Se pudéssemos estabelecer um valor financeiro para o Sirius, quanto você diria que ele vale?
Eu não sou a melhor pessoa para responder isso, porque acho que não tem valor que pague o Sirius. Todo o recurso que foi empenhado vai trazer muito mais em conhecimento técnico-científico e em desenvolvimento industrial, desenvolvimento pessoal, carreiras… Isso é uma coisa que a gente não consegue medir em números. Por exemplo, só o fato de podermos participar com nossa estrutura dessa corrida seleta de países que conseguem estudar o vírus em suas formas mais íntimas, para mim isso já é um valor impossível de calcular.
Mas quanto foi investido para o Sirius ser concretizado?
Pouco mais de R$ 1 bilhão [o valor total pactuado inclui três estações de pesquisa e está orçado em R$ 1,8 bilhão].
Para você, Mateus, como é ter uma estrutura de pesquisa dessa qualidade, sofisticação e enorme potencial científico num país cujo governo, hoje, mostra-se tão avesso à ciência e revela-se mesmo francamente obscurantista? Isso não configura um absurdo paradoxo?
Talvez sim, mas esse fato nos dá mais vontade e gana de trabalhar. Veio a calhar que o Sirius esteja sendo entregue agora, em meio a uma pandemia, e tenhamos a chance de mostrar a toda a população, independentemente de ser governo ou não governo, que todo o investimento feito valeu a pena. Estamos conseguindo trabalhar, nos desdobrar e entregar, cada vez mais, resultados relevantes. Acredito e espero que, muito em breve, possamos utilizar o Sirius para dar respostas relevantes e muito significativas capazes de nos ajudar a sair desse caos da pandemia em que estamos. Todo esse cenário contraditório de que você fala nos permite olhar também o copo meio cheio: no momento em que estamos sendo tão desvalorizados por um lado, temos uma ferramenta tão potente que pode nos proporcionar ir a lugares inimagináveis.
Temos realmente muita vontade e determinação para fazer com que mais resultados saiam, e saiam rápido, para que possamos contribuir de forma relevante e efetiva para o fim da pandemia. É muito importante ressaltar que o Sírius é filho do Brasil. Sua taxa de nacionalização é de cerca de 90%, sem ter tentado inventar a roda e fazer de novo coisas que há anos está sendo feita fora do país.

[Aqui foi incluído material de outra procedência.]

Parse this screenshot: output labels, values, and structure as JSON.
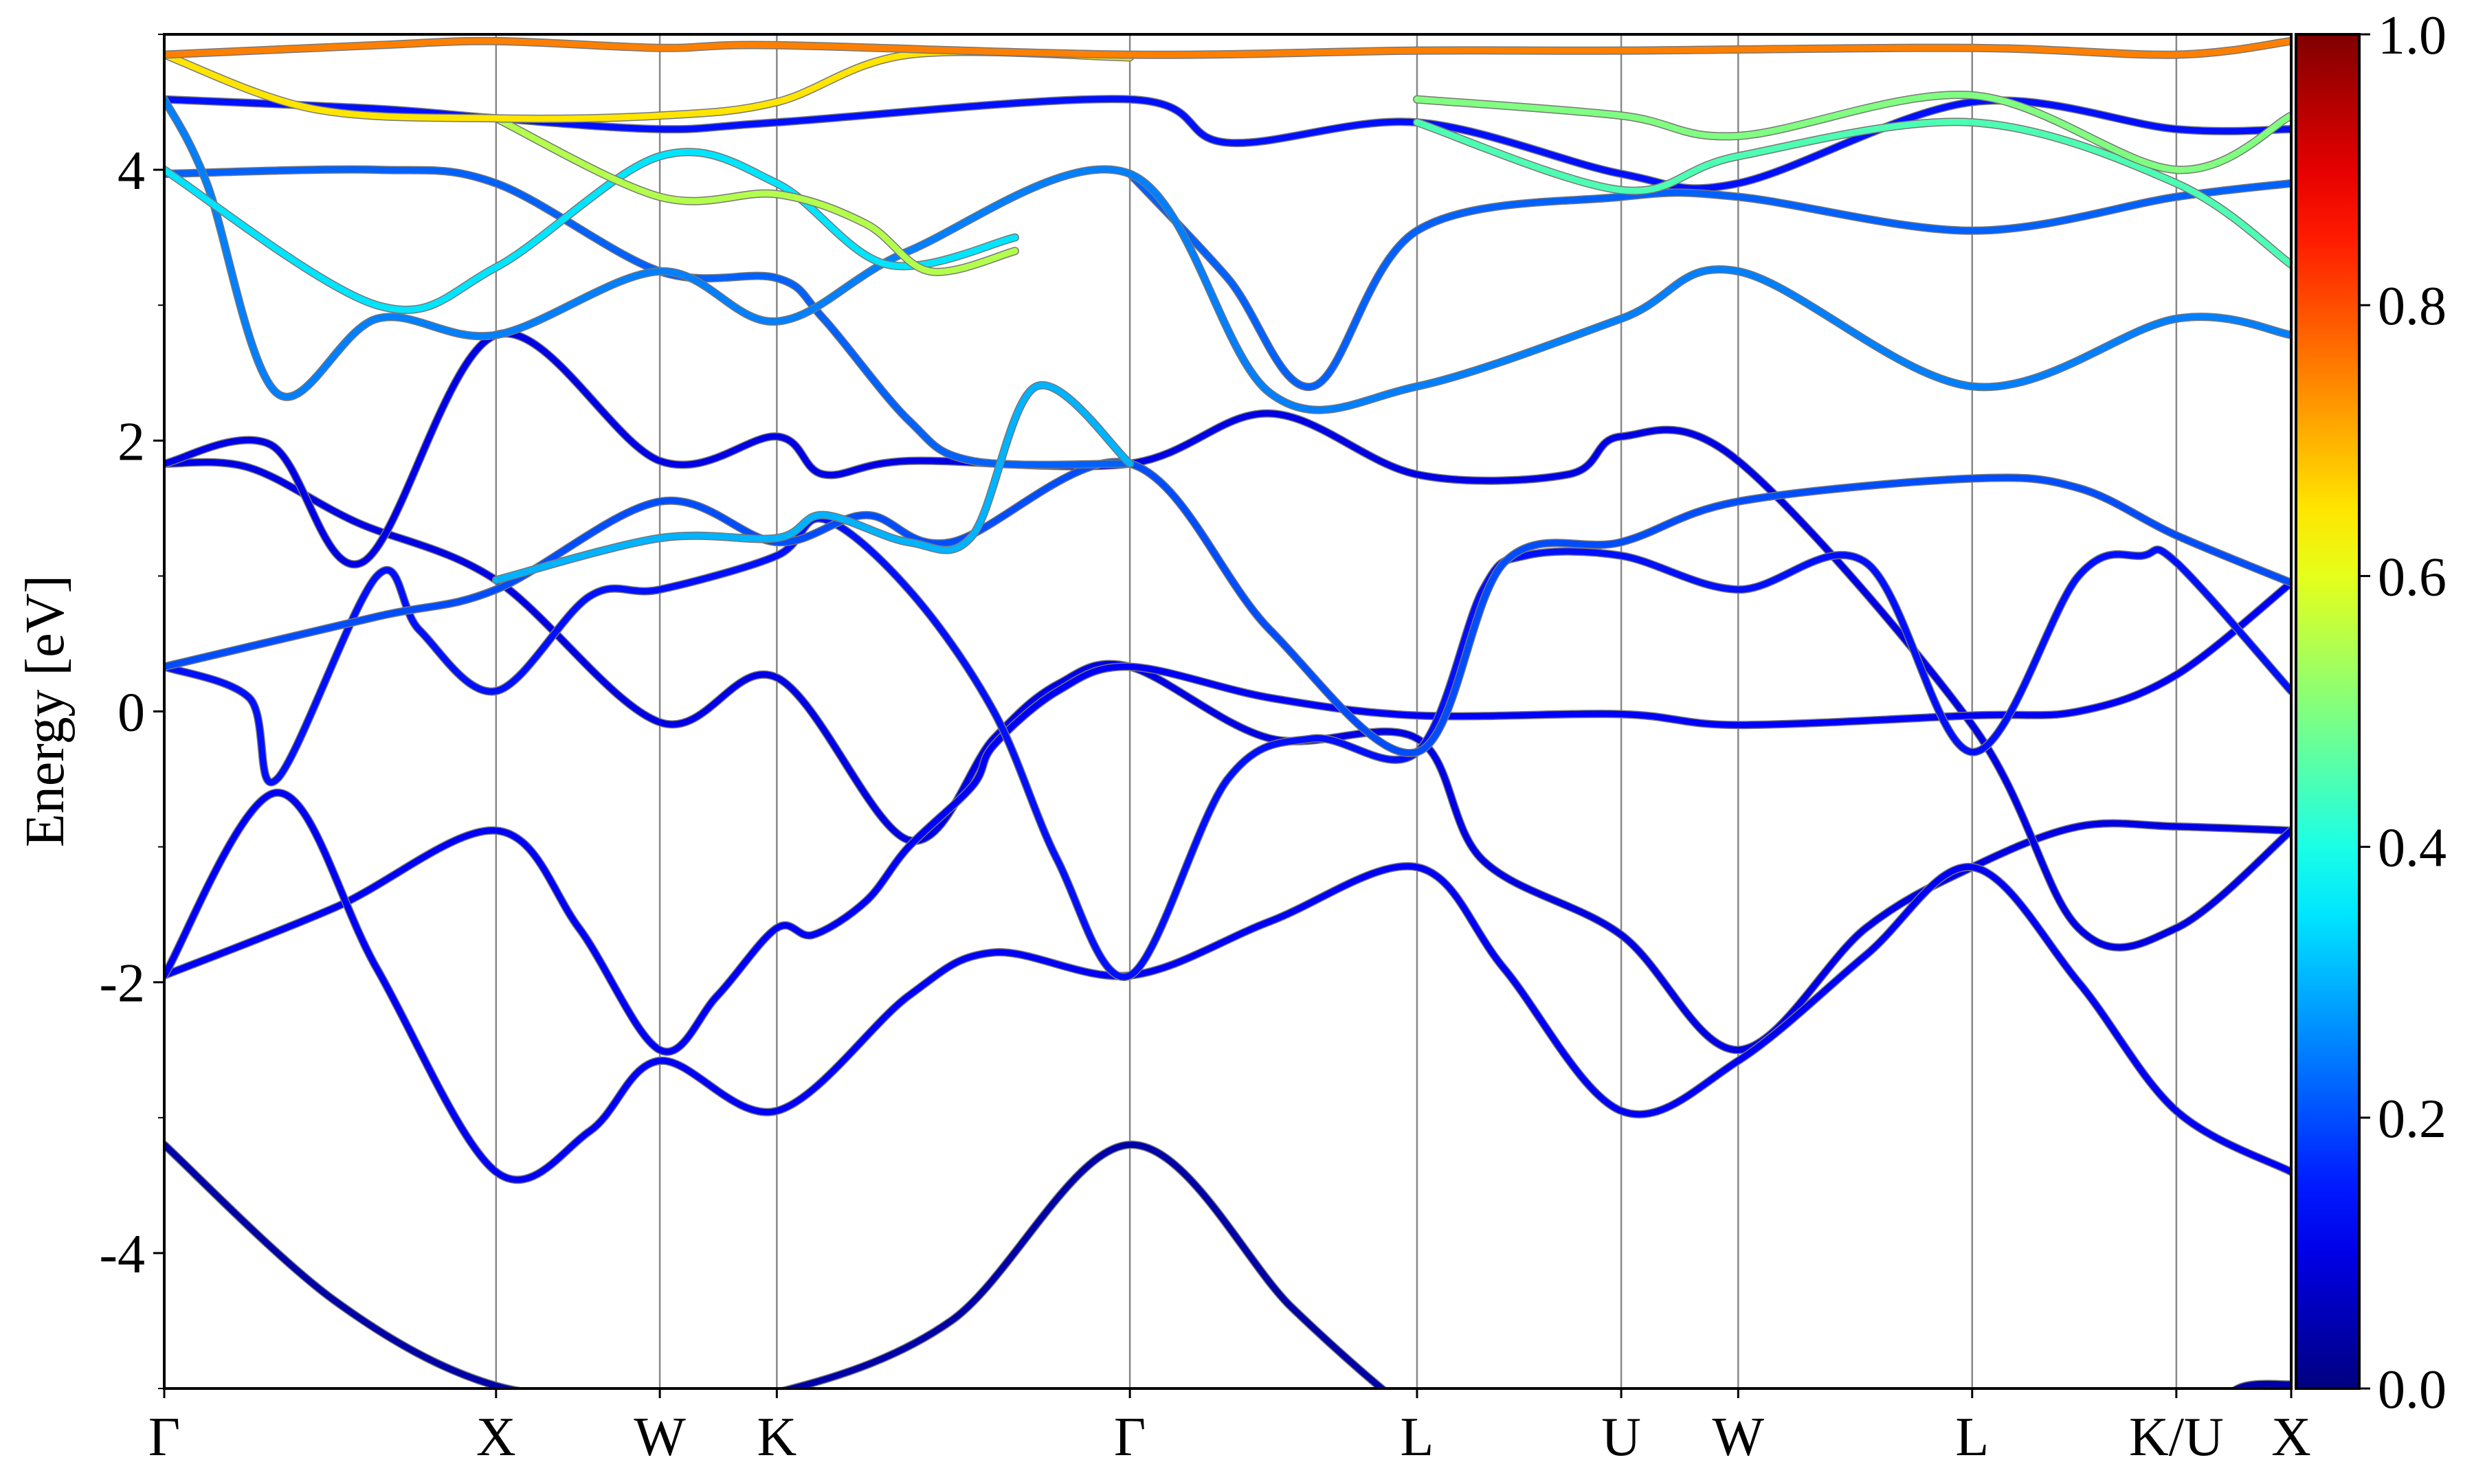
{
  "chart_data": {
    "type": "line",
    "title": "",
    "xlabel": "",
    "ylabel": "Energy [eV]",
    "ylim": [
      -5,
      5
    ],
    "xlim": [
      0,
      1
    ],
    "grid": "vertical lines at high-symmetry points",
    "yticks": [
      -4,
      -2,
      0,
      2,
      4
    ],
    "ytick_labels": [
      "-4",
      "-2",
      "0",
      "2",
      "4"
    ],
    "yminor_ticks": [
      -5,
      -3,
      -1,
      1,
      3,
      5
    ],
    "kpoints": [
      {
        "label": "Γ",
        "k": 0
      },
      {
        "label": "X",
        "k": 0.156
      },
      {
        "label": "W",
        "k": 0.233
      },
      {
        "label": "K",
        "k": 0.288
      },
      {
        "label": "Γ",
        "k": 0.454
      },
      {
        "label": "L",
        "k": 0.589
      },
      {
        "label": "U",
        "k": 0.685
      },
      {
        "label": "W",
        "k": 0.74
      },
      {
        "label": "L",
        "k": 0.85
      },
      {
        "label": "K/U",
        "k": 0.946
      },
      {
        "label": "X",
        "k": 1
      }
    ],
    "colorbar": {
      "colormap": "jet",
      "range": [
        0,
        1
      ],
      "ticks": [
        "0.0",
        "0.2",
        "0.4",
        "0.6",
        "0.8",
        "1.0"
      ]
    },
    "bands": [
      {
        "weight": 0.04,
        "points": [
          [
            0,
            -3.2
          ],
          [
            0.08,
            -4.35
          ],
          [
            0.156,
            -4.98
          ],
          [
            0.233,
            -5.05
          ],
          [
            0.288,
            -5.03
          ],
          [
            0.37,
            -4.5
          ],
          [
            0.454,
            -3.2
          ],
          [
            0.53,
            -4.4
          ],
          [
            0.58,
            -5.1
          ],
          [
            0.6,
            -5.3
          ]
        ]
      },
      {
        "weight": 0.04,
        "points": [
          [
            0.955,
            -5.3
          ],
          [
            0.975,
            -5.0
          ],
          [
            1,
            -4.97
          ]
        ]
      },
      {
        "weight": 0.12,
        "points": [
          [
            0,
            -1.95
          ],
          [
            0.08,
            -1.45
          ],
          [
            0.156,
            -0.88
          ],
          [
            0.195,
            -1.6
          ],
          [
            0.233,
            -2.5
          ],
          [
            0.26,
            -2.1
          ],
          [
            0.288,
            -1.6
          ],
          [
            0.305,
            -1.65
          ],
          [
            0.33,
            -1.4
          ],
          [
            0.35,
            -1.0
          ],
          [
            0.38,
            -0.55
          ],
          [
            0.39,
            -0.25
          ],
          [
            0.42,
            0.15
          ],
          [
            0.454,
            0.33
          ],
          [
            0.52,
            0.1
          ],
          [
            0.589,
            -0.03
          ],
          [
            0.685,
            -0.02
          ],
          [
            0.74,
            -0.1
          ],
          [
            0.85,
            -0.03
          ],
          [
            0.9,
            0
          ],
          [
            0.946,
            0.27
          ],
          [
            1,
            0.95
          ]
        ]
      },
      {
        "weight": 0.12,
        "points": [
          [
            0,
            -1.95
          ],
          [
            0.053,
            -0.6
          ],
          [
            0.1,
            -1.9
          ],
          [
            0.156,
            -3.4
          ],
          [
            0.2,
            -3.1
          ],
          [
            0.233,
            -2.58
          ],
          [
            0.288,
            -2.95
          ],
          [
            0.35,
            -2.1
          ],
          [
            0.39,
            -1.78
          ],
          [
            0.454,
            -1.95
          ],
          [
            0.52,
            -1.55
          ],
          [
            0.589,
            -1.15
          ],
          [
            0.63,
            -1.9
          ],
          [
            0.685,
            -2.95
          ],
          [
            0.74,
            -2.58
          ],
          [
            0.8,
            -1.8
          ],
          [
            0.85,
            -1.15
          ],
          [
            0.9,
            -2.0
          ],
          [
            0.946,
            -2.95
          ],
          [
            1,
            -3.4
          ]
        ]
      },
      {
        "weight": 0.14,
        "points": [
          [
            0,
            0.33
          ],
          [
            0.04,
            0.1
          ],
          [
            0.053,
            -0.5
          ],
          [
            0.1,
            1.0
          ],
          [
            0.12,
            0.6
          ],
          [
            0.156,
            0.15
          ],
          [
            0.2,
            0.85
          ],
          [
            0.233,
            0.9
          ],
          [
            0.288,
            1.15
          ],
          [
            0.31,
            1.42
          ],
          [
            0.35,
            0.9
          ],
          [
            0.39,
            0
          ],
          [
            0.42,
            -1.1
          ],
          [
            0.454,
            -1.95
          ],
          [
            0.5,
            -0.5
          ],
          [
            0.54,
            -0.2
          ],
          [
            0.589,
            -0.3
          ],
          [
            0.62,
            0.9
          ],
          [
            0.64,
            1.15
          ],
          [
            0.685,
            1.15
          ],
          [
            0.74,
            0.9
          ],
          [
            0.8,
            1.1
          ],
          [
            0.85,
            -0.3
          ],
          [
            0.9,
            1.0
          ],
          [
            0.93,
            1.15
          ],
          [
            0.946,
            1.1
          ],
          [
            1,
            0.15
          ]
        ]
      },
      {
        "weight": 0.1,
        "points": [
          [
            0,
            1.83
          ],
          [
            0.04,
            1.8
          ],
          [
            0.09,
            1.4
          ],
          [
            0.156,
            0.97
          ],
          [
            0.233,
            -0.08
          ],
          [
            0.288,
            0.25
          ],
          [
            0.35,
            -0.95
          ],
          [
            0.39,
            -0.2
          ],
          [
            0.42,
            0.2
          ],
          [
            0.454,
            0.33
          ],
          [
            0.52,
            -0.2
          ],
          [
            0.589,
            -0.2
          ],
          [
            0.62,
            -1.1
          ],
          [
            0.685,
            -1.65
          ],
          [
            0.74,
            -2.5
          ],
          [
            0.8,
            -1.6
          ],
          [
            0.85,
            -1.15
          ],
          [
            0.9,
            -0.85
          ],
          [
            0.946,
            -0.85
          ],
          [
            1,
            -0.88
          ]
        ]
      },
      {
        "weight": 0.1,
        "points": [
          [
            0,
            1.83
          ],
          [
            0.05,
            1.97
          ],
          [
            0.093,
            1.1
          ],
          [
            0.156,
            2.78
          ],
          [
            0.233,
            1.85
          ],
          [
            0.288,
            2.03
          ],
          [
            0.31,
            1.75
          ],
          [
            0.35,
            1.85
          ],
          [
            0.454,
            1.83
          ],
          [
            0.52,
            2.2
          ],
          [
            0.589,
            1.75
          ],
          [
            0.66,
            1.75
          ],
          [
            0.685,
            2.03
          ],
          [
            0.74,
            1.85
          ],
          [
            0.85,
            -0.1
          ],
          [
            0.9,
            -1.6
          ],
          [
            0.946,
            -1.6
          ],
          [
            1,
            -0.88
          ]
        ]
      },
      {
        "weight": 0.2,
        "points": [
          [
            0,
            0.33
          ],
          [
            0.1,
            0.7
          ],
          [
            0.156,
            0.9
          ],
          [
            0.233,
            1.55
          ],
          [
            0.288,
            1.25
          ],
          [
            0.33,
            1.45
          ],
          [
            0.37,
            1.25
          ],
          [
            0.454,
            1.83
          ],
          [
            0.52,
            0.6
          ],
          [
            0.589,
            -0.3
          ],
          [
            0.63,
            1.1
          ],
          [
            0.685,
            1.25
          ],
          [
            0.74,
            1.55
          ],
          [
            0.85,
            1.72
          ],
          [
            0.9,
            1.65
          ],
          [
            0.946,
            1.3
          ],
          [
            1,
            0.95
          ]
        ]
      },
      {
        "weight": 0.3,
        "points": [
          [
            0.156,
            0.97
          ],
          [
            0.233,
            1.28
          ],
          [
            0.288,
            1.28
          ],
          [
            0.31,
            1.45
          ],
          [
            0.35,
            1.25
          ],
          [
            0.38,
            1.3
          ],
          [
            0.41,
            2.4
          ],
          [
            0.454,
            1.83
          ]
        ]
      },
      {
        "weight": 0.25,
        "points": [
          [
            0,
            4.52
          ],
          [
            0.02,
            3.9
          ],
          [
            0.053,
            2.35
          ],
          [
            0.1,
            2.9
          ],
          [
            0.156,
            2.78
          ],
          [
            0.233,
            3.25
          ],
          [
            0.288,
            2.88
          ],
          [
            0.35,
            3.4
          ],
          [
            0.454,
            3.97
          ],
          [
            0.52,
            2.35
          ],
          [
            0.589,
            2.4
          ],
          [
            0.685,
            2.9
          ],
          [
            0.74,
            3.25
          ],
          [
            0.85,
            2.4
          ],
          [
            0.946,
            2.9
          ],
          [
            1,
            2.78
          ]
        ]
      },
      {
        "weight": 0.22,
        "points": [
          [
            0,
            3.97
          ],
          [
            0.1,
            4.0
          ],
          [
            0.156,
            3.9
          ],
          [
            0.233,
            3.25
          ],
          [
            0.288,
            3.2
          ],
          [
            0.31,
            2.9
          ],
          [
            0.35,
            2.15
          ],
          [
            0.38,
            1.85
          ],
          [
            0.454,
            1.83
          ]
        ]
      },
      {
        "weight": 0.22,
        "points": [
          [
            0.454,
            3.97
          ],
          [
            0.5,
            3.2
          ],
          [
            0.54,
            2.4
          ],
          [
            0.589,
            3.55
          ],
          [
            0.685,
            3.8
          ],
          [
            0.74,
            3.8
          ],
          [
            0.85,
            3.55
          ],
          [
            0.946,
            3.8
          ],
          [
            1,
            3.9
          ]
        ]
      },
      {
        "weight": 0.35,
        "points": [
          [
            0,
            4.0
          ],
          [
            0.1,
            3.0
          ],
          [
            0.156,
            3.28
          ],
          [
            0.233,
            4.1
          ],
          [
            0.288,
            3.9
          ],
          [
            0.34,
            3.3
          ],
          [
            0.4,
            3.5
          ]
        ]
      },
      {
        "weight": 0.14,
        "points": [
          [
            0,
            4.52
          ],
          [
            0.1,
            4.45
          ],
          [
            0.156,
            4.38
          ],
          [
            0.233,
            4.3
          ],
          [
            0.288,
            4.35
          ],
          [
            0.454,
            4.52
          ],
          [
            0.5,
            4.2
          ],
          [
            0.589,
            4.35
          ],
          [
            0.685,
            3.97
          ],
          [
            0.74,
            3.9
          ],
          [
            0.85,
            4.5
          ],
          [
            0.946,
            4.3
          ],
          [
            1,
            4.3
          ]
        ]
      },
      {
        "weight": 0.75,
        "points": [
          [
            0,
            4.85
          ],
          [
            0.1,
            4.92
          ],
          [
            0.156,
            4.95
          ],
          [
            0.233,
            4.9
          ],
          [
            0.288,
            4.92
          ],
          [
            0.454,
            4.85
          ],
          [
            0.589,
            4.88
          ],
          [
            0.685,
            4.88
          ],
          [
            0.85,
            4.9
          ],
          [
            0.946,
            4.85
          ],
          [
            1,
            4.95
          ]
        ]
      },
      {
        "weight": 0.65,
        "points": [
          [
            0,
            4.85
          ],
          [
            0.07,
            4.45
          ],
          [
            0.156,
            4.38
          ],
          [
            0.233,
            4.4
          ],
          [
            0.288,
            4.5
          ],
          [
            0.35,
            4.85
          ],
          [
            0.454,
            4.83
          ]
        ]
      },
      {
        "weight": 0.5,
        "points": [
          [
            0.589,
            4.52
          ],
          [
            0.685,
            4.4
          ],
          [
            0.74,
            4.25
          ],
          [
            0.85,
            4.55
          ],
          [
            0.946,
            4.0
          ],
          [
            1,
            4.4
          ]
        ]
      },
      {
        "weight": 0.45,
        "points": [
          [
            0.589,
            4.35
          ],
          [
            0.685,
            3.85
          ],
          [
            0.74,
            4.1
          ],
          [
            0.85,
            4.35
          ],
          [
            0.946,
            3.9
          ],
          [
            1,
            3.3
          ]
        ]
      },
      {
        "weight": 0.55,
        "points": [
          [
            0.156,
            4.38
          ],
          [
            0.233,
            3.8
          ],
          [
            0.288,
            3.82
          ],
          [
            0.33,
            3.6
          ],
          [
            0.36,
            3.25
          ],
          [
            0.4,
            3.4
          ]
        ]
      }
    ]
  }
}
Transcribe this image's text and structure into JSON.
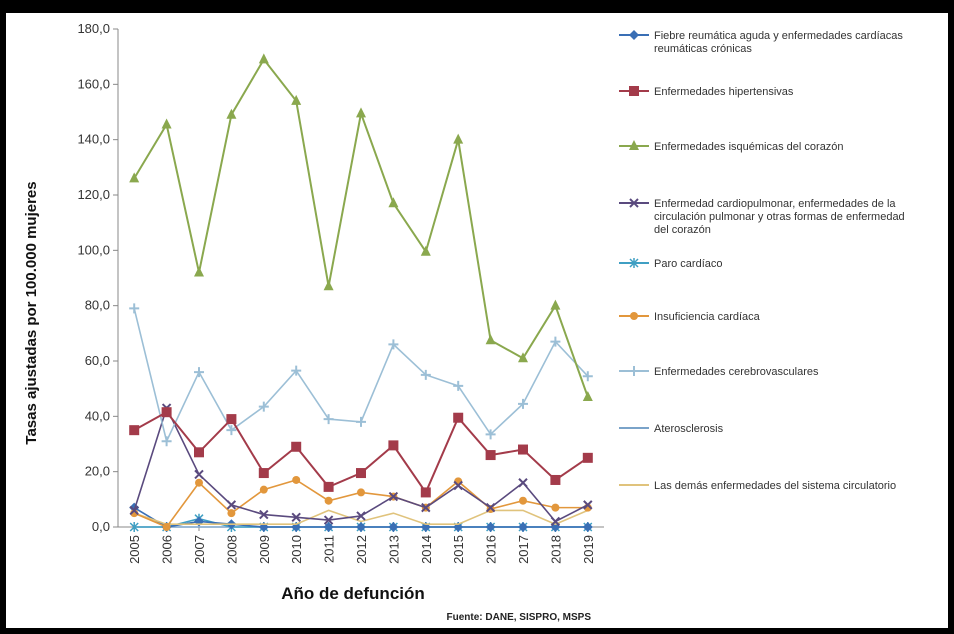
{
  "chart_data": {
    "type": "line",
    "title": "",
    "xlabel": "Año de defunción",
    "ylabel": "Tasas ajustadas por 100.000 mujeres",
    "source": "Fuente: DANE, SISPRO, MSPS",
    "x": [
      "2005",
      "2006",
      "2007",
      "2008",
      "2009",
      "2010",
      "2011",
      "2012",
      "2013",
      "2014",
      "2015",
      "2016",
      "2017",
      "2018",
      "2019"
    ],
    "ylim": [
      0,
      180
    ],
    "yticks": [
      "0,0",
      "20,0",
      "40,0",
      "60,0",
      "80,0",
      "100,0",
      "120,0",
      "140,0",
      "160,0",
      "180,0"
    ],
    "legend_position": "right",
    "series": [
      {
        "name": "Fiebre reumática aguda y enfermedades cardíacas reumáticas crónicas",
        "color": "#3a6fb5",
        "marker": "diamond",
        "values": [
          7,
          0,
          2,
          1,
          0,
          0,
          0,
          0,
          0,
          0,
          0,
          0,
          0,
          0,
          0
        ]
      },
      {
        "name": "Enfermedades hipertensivas",
        "color": "#a33b4a",
        "marker": "square",
        "values": [
          35,
          41.5,
          27,
          39,
          19.5,
          29,
          14.5,
          19.5,
          29.5,
          12.5,
          39.5,
          26,
          28,
          17,
          25
        ]
      },
      {
        "name": "Enfermedades isquémicas del corazón",
        "color": "#8aa84e",
        "marker": "triangle",
        "values": [
          126,
          145.5,
          92,
          149,
          169,
          154,
          87,
          149.5,
          117,
          99.5,
          140,
          67.5,
          61,
          80,
          47
        ]
      },
      {
        "name": "Enfermedad cardiopulmonar, enfermedades de la circulación pulmonar y otras formas de enfermedad del corazón",
        "color": "#5a4a7e",
        "marker": "cross",
        "values": [
          6,
          43,
          19,
          8,
          4.5,
          3.5,
          2.5,
          4,
          11,
          7,
          15,
          7,
          16,
          2,
          8
        ]
      },
      {
        "name": "Paro cardíaco",
        "color": "#3f9fc3",
        "marker": "star",
        "values": [
          0,
          0,
          3,
          0,
          0,
          0,
          0,
          0,
          0,
          0,
          0,
          0,
          0,
          0,
          0
        ]
      },
      {
        "name": "Insuficiencia cardíaca",
        "color": "#e2973c",
        "marker": "circle",
        "values": [
          5,
          0,
          16,
          5,
          13.5,
          17,
          9.5,
          12.5,
          11,
          7,
          16.5,
          6.5,
          9.5,
          7,
          7
        ]
      },
      {
        "name": "Enfermedades cerebrovasculares",
        "color": "#9cbfd6",
        "marker": "plus",
        "values": [
          79,
          31,
          56,
          35,
          43.5,
          56.5,
          39,
          38,
          66,
          55,
          51,
          33.5,
          44.5,
          67,
          54.5
        ]
      },
      {
        "name": "Aterosclerosis",
        "color": "#7aa3c9",
        "marker": "none",
        "values": [
          0,
          0,
          0,
          0,
          0,
          0,
          0,
          0,
          0,
          0,
          0,
          0,
          0,
          0,
          0
        ]
      },
      {
        "name": "Las demás enfermedades del sistema circulatorio",
        "color": "#e0c37c",
        "marker": "none",
        "values": [
          5,
          1,
          1,
          1,
          1,
          1,
          6,
          2,
          5,
          1,
          1,
          6,
          6,
          1,
          6
        ]
      }
    ]
  }
}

Olhar uma estrutura científica de tamanha complexidade e poder dizer que foi quase toda produzida, desenvolvida, projetada, construída no Brasil, nos dá um certo orgulho, independentemente de qualquer situação por que tenhamos passado antes e estejamos passando agora. Porque isso realmente mostra nossa capacidade de realização e provoca reconhecimento fora – o Brasil entra no mapa como um lugar onde coisas muito boas, muito interessantes, coisas de monta, podem ser produzidas. E as empresas que no passado se uniram ao Sirius, hoje, entram num cenário de poder vender o que antes produziram aqui. Ou seja, além da produção de ciência, existem efeitos secundários tão benéficos quanto a capacitação da indústria nacional.